Stood Down Thanks to Covid-19. Day Thirteen. By Owen Zupp.
Stood Down. Thanks to Covid-19. Day Thirteen.
This is Our Time.
It’s quite incredible how quickly something so different can become the new normal.
I’m working from home, our kids are schooling online, morning coffees are brewed at home and venturing out is a rare event. There was no party for my son’s birthday, but we celebrated as a family and it was wonderful.
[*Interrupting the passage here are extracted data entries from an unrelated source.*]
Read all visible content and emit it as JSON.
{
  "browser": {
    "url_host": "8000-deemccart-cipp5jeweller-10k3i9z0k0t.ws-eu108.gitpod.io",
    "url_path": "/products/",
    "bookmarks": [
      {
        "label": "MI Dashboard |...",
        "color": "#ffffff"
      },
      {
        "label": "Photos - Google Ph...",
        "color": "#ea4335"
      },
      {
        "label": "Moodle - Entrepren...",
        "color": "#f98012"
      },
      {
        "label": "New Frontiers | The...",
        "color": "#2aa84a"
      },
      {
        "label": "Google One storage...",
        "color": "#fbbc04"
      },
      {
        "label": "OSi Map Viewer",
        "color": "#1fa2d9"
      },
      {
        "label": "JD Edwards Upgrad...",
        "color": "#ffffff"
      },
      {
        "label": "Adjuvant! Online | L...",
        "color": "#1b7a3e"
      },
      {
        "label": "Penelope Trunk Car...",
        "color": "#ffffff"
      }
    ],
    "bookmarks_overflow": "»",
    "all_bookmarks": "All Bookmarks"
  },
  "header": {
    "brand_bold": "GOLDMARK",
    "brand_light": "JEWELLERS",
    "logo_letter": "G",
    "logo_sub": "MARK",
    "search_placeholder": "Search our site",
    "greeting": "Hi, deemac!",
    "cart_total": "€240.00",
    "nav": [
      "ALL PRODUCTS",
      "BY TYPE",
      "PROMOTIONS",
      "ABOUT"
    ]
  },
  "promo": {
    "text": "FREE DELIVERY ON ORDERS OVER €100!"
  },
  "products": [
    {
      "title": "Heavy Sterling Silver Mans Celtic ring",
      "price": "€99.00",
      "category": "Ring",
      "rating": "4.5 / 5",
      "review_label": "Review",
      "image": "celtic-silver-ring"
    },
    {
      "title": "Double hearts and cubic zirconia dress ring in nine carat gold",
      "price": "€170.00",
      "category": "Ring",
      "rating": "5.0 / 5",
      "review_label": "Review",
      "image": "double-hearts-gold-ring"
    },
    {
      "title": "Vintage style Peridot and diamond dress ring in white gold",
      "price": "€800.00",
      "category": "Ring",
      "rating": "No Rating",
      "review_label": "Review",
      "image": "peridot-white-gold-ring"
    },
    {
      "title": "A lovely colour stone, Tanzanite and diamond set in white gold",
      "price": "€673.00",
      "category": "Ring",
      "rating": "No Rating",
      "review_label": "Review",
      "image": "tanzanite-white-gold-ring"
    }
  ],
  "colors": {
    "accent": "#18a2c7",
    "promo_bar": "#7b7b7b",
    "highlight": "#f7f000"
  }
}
Kirrily and I have become part-time teachers, revisiting history and the outbreak of World War One and the shifting Tectonic Plates. (Although, I’m lost on the way in which they teach multiplication and division “these days”.) Physical Education is in the backyard amongst much giggling and I must be careful not to embarrass any child by walking into the background of the online “zoom” classroom.
Yes, it is all very different, but we have adapted with a minimum of disruption, fortunately. And still, we are moving forward, we are comfortable, and we are together and safe. This cannot be said for every chapter in our nation’s past and I raised this with our kids over dinner.
I was raised by parents that lived through the Great Depression and subsequently a world at war. At ten years of age, my father was helping to drive cattle and sleeping by the roadside, by fourteen they’d lost the farm and he worked at a foundry, cleaning the inside of furnaces, like something out of “Oliver Twist”. My mother’s family fared better financially, but she told tales of walking with her father and a vat of soup, feeding men camping by the railway line in country NSW, as they “jumped the rattler” and moved from town to town in search of work.
When war came, their lives were cast onto chaos. My father fought overseas in the jungles of New Guinea before being among the first to set foot in Hiroshima. My mother’s classmates died in horrendous numbers, with her own fiancé perishing in his Beaufort bomber only weeks before their wedding. And when peace came, it was not for long. My father found himself fighting in the skies over Korea before he finally found a life with my mother. Yet for all of the disruption, the food rations, the restrictions and the loss – neither of my parents ever complained. In fact, my mum often fondly reminisced that it was a much “simpler time”.
As we chatted as a family over the evening meal, I related these stories to our kids, although they’d probably heard them all before. They were very attentive, but it was not the stories of Grandad and Nanna that I wanted to convey, it was the fact that this is our time. We have been fortunate in that our lives haven’t been touched by such hardships. Even our wars have been different, with our servicemen and servicewomen deployed overseas with minimal media coverage and little recognition. Our own shores have not been under threat, nor Darwin bombed. While the economy is currently fighting a challenging fight, we are yet to reach the lows of the early 1930s that the Great Depression cast upon our land. We have been fortunate as Australians.
I could see in their eyes that my kids understood. Kirrily and I spoke about it in a balanced manner, and our kids responded in kind. They understood and even more importantly, were thankful. They drew upon the common thread that despite the adversity, their grandparents had lived, happy and full lives and this wonderful country emerged from both economic disaster and global war. There was also another side to the story – there was a happy ending.
Our lives now may be different and challenging, but it is not that our nation hasn’t been confronted by adversity previously. Our challenges define us far more than our victories. Just maybe, this is our time.
Stay safe everyone and see you tomorrow.